В конце августа Татищев отправил с купеческим караваном поручика Миллера в Ташкент, давши ему наказ вытребовать бес пошлинную для русских купцов торговлю и постараться съездить в бухарские города. За купцами строго смотреть, чтоб жили смирно, с тамошними купцами правильно и порядочно поступали и никаких обманов не употребляли. По дороге реки, озера, горы примечать и записывать с расстоянием, особливо когда будет на Сыр-Дарье. В Ташкенте разведывать о состоянии, силе и власти хана, о силе, власти и порядках магистрата; смотреть, какие товары русские и в каком количестве там могут быть проданы, какие товары, нам нужные, у них есть или сделаны быть могут, сколько в год золота получить можно и дорогих камней. Русским купцам иметь крепкое согласие и поодиночке не торговаться, но с согласия всех. Старательно наведываться о русских пленных и требовать от хана их освобождения; когда не согласится, то выкупать, если не очень дорого будут просить. Если узнается о золотой или серебряной руде, то достать несколько фунтов я место, где находится, записать.

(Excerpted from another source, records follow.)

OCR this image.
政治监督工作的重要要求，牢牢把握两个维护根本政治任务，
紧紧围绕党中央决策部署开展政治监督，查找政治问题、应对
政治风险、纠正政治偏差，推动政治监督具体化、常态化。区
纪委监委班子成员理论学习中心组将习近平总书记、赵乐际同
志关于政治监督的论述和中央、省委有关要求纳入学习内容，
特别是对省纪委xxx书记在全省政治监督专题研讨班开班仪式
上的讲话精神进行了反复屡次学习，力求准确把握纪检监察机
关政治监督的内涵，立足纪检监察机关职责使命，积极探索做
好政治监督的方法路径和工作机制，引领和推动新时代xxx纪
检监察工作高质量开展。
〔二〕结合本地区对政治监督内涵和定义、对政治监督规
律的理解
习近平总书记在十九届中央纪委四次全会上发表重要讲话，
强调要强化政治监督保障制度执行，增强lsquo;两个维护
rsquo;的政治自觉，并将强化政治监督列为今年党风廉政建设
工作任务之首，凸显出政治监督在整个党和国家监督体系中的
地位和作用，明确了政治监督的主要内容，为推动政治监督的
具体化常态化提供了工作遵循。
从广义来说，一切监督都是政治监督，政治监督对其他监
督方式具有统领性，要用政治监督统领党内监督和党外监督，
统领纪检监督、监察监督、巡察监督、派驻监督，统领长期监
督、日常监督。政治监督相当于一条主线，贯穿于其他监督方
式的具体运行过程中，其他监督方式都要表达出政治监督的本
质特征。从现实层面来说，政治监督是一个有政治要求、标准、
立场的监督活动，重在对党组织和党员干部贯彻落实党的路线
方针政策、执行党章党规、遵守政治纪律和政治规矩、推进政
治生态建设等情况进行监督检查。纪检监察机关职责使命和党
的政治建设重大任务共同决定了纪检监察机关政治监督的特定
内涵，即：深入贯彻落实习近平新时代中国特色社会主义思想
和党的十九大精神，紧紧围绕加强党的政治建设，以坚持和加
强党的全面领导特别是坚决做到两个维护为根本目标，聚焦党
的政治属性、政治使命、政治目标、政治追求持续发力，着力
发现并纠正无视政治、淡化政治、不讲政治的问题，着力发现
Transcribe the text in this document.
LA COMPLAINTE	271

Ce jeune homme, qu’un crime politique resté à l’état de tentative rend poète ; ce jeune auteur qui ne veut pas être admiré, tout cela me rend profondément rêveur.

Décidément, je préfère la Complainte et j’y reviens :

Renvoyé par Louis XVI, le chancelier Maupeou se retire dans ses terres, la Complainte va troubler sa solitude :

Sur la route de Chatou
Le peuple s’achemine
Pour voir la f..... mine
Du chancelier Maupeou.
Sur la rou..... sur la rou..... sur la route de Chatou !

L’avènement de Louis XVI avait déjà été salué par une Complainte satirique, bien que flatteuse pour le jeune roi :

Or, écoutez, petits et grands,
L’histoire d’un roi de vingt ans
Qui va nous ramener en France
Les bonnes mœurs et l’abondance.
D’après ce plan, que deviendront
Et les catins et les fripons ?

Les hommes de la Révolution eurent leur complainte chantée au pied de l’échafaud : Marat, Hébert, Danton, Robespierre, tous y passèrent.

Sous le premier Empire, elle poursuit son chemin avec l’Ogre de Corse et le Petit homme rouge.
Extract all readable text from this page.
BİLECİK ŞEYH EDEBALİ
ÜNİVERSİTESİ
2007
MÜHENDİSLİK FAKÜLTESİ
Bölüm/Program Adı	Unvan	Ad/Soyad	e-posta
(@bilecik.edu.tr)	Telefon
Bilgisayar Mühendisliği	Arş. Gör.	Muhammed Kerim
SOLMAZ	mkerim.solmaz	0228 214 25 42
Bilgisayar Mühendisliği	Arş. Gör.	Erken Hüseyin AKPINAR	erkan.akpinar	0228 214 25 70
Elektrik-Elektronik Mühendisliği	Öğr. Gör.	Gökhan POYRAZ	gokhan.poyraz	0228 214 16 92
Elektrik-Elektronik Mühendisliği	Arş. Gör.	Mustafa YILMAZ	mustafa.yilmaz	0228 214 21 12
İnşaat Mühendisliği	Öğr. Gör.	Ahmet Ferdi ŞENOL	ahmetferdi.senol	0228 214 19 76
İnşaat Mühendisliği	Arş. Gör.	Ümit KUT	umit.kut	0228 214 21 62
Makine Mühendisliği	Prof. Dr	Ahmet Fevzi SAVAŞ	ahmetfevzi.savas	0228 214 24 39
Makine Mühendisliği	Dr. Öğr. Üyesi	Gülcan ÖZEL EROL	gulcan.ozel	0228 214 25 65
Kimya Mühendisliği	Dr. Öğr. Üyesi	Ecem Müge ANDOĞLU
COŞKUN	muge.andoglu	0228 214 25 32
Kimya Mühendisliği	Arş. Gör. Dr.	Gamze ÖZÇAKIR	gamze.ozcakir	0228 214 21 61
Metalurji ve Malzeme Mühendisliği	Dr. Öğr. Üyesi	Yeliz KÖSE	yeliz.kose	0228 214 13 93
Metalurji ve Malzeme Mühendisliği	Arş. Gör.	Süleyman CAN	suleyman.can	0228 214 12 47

Между прочими товарами стараться купить бумаги хлопчатой, тонкой, пряденой пуд 10, особливо, если можно, крашеной, разных цветов, только бы крашены было не линючее, и наведаться, где у них лучше всего прядут и красят. Говорить тамошним купцам, чтоб привозили шерсти верблюжьей хотя по 500 пудов, особливо белой, также бумажные полотна и хорошие выбойки и шелковые материи широкие и хороших цветов; показывать им немецкие выбойки и, как лучше товары делать, разговорами наставлять.